Sul luogo dell’incendio sono intervenuti anche i Carabinieri della locale Compagnia, che hanno immediatamente avviato le indagini per fare luce sulla natura del rogo. Al momento, nessuna ipotesi viene esclusa. Gli inquirenti stanno raccogliendo ogni elemento utile, dai rilievi tecnici sulla struttura danneggiata all’ascolto di eventuali testimonianze, per determinare se l’origine delle fiamme sia da attribuire a un evento accidentale – un corto circuito, un’autocombustione o altra negligenza – oppure se dietro l’incendio possa celarsi una matrice dolosa. Quest’ultima eventualità aprirebbe scenari più inquietanti, legati a possibili atti intimidatori o ritorsioni, e renderebbe ancora più urgente l’identificazione dei responsabili.

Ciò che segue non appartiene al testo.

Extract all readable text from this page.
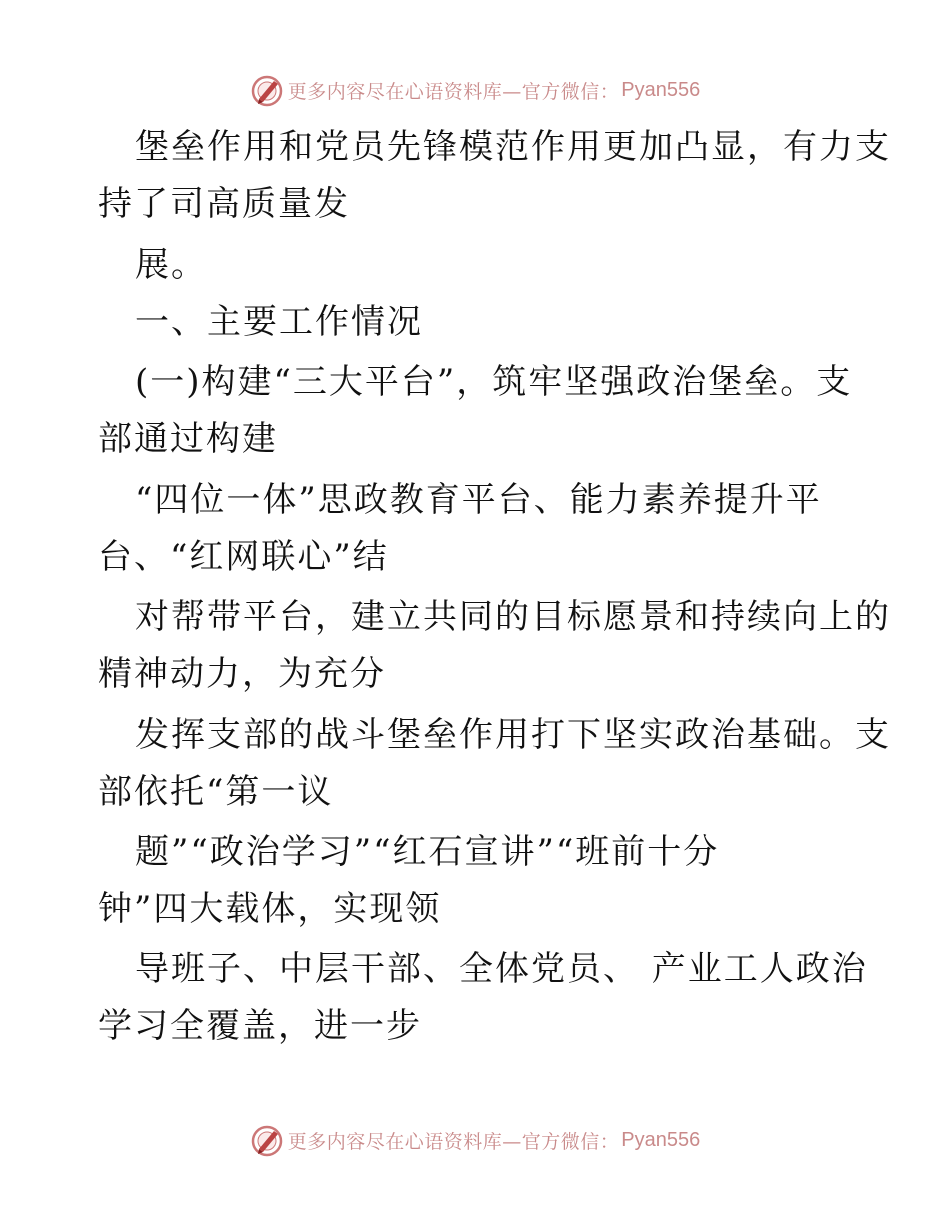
更多内容尽在心语资料库—官方微信： Pyan556
堡垒作用和党员先锋模范作用更加凸显，有力支
持了司高质量发
展。
一、主要工作情况
(一)构建“三大平台”，筑牢坚强政治堡垒。支
部通过构建
“四位一体”思政教育平台、能力素养提升平
台、“红网联心”结
对帮带平台，建立共同的目标愿景和持续向上的
精神动力，为充分
发挥支部的战斗堡垒作用打下坚实政治基础。支
部依托“第一议
题”“政治学习”“红石宣讲”“班前十分
钟”四大载体，实现领
导班子、中层干部、全体党员、 产业工人政治
学习全覆盖，进一步
更多内容尽在心语资料库—官方微信： Pyan556
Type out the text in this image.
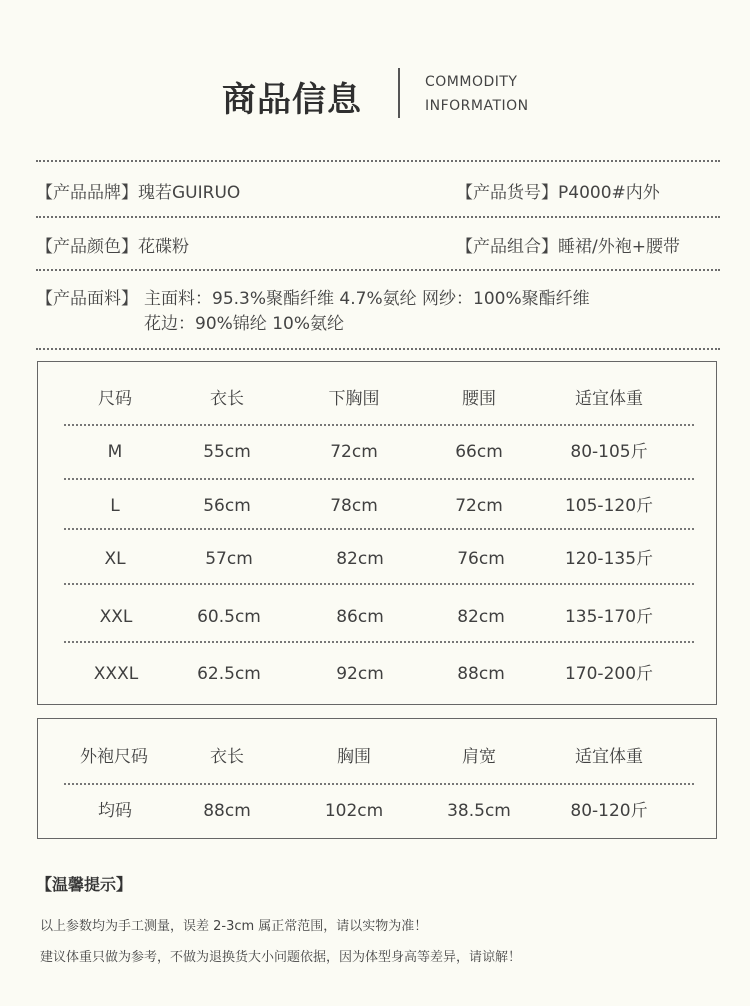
商品信息	COMMODITY
INFORMATION
【产品品牌】瑰若GUIRUO	【产品货号】P4000#内外
【产品颜色】花碟粉	【产品组合】睡裙/外袍+腰带
【产品面料】 主面料：95.3%聚酯纤维 4.7%氨纶 网纱：100%聚酯纤维
花边：90%锦纶 10%氨纶
尺码	衣长	下胸围	腰围	适宜体重
M	55cm	72cm	66cm	80-105斤
L	56cm	78cm	72cm	105-120斤
XL	57cm	82cm	76cm	120-135斤
XXL	60.5cm	86cm	82cm	135-170斤
XXXL	62.5cm	92cm	88cm	170-200斤
外袍尺码	衣长	胸围	肩宽	适宜体重
均码	88cm	102cm	38.5cm	80-120斤
【温馨提示】
以上参数均为手工测量，误差 2-3cm 属正常范围，请以实物为准！
建议体重只做为参考，不做为退换货大小问题依据，因为体型身高等差异，请谅解！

La comunità locale e, in particolare, il settore degli operatori balneari, attendono con apprensione gli sviluppi dell’inchiesta. Incidenti di questo tipo, specialmente quando la causa non è immediatamente chiara, generano una comprensibile preoccupazione riguardo la sicurezza delle attività produttive, soprattutto quelle situate in aree più periferiche o rurali che possono risultare più vulnerabili. La chiarezza sull’origine dell’incendio sarà fondamentale non solo per le implicazioni assicurative e legali per il proprietario, ma anche per restituire un senso di tranquillità all’ambiente imprenditoriale.
Nelle prossime ore, con la luce del giorno e il completamento dei primi sopralluoghi da parte dei tecnici e degli investigatori, si potranno avere stime più precise dei danni e, si spera, qualche elemento in più per indirizzare le indagini verso una pista concreta.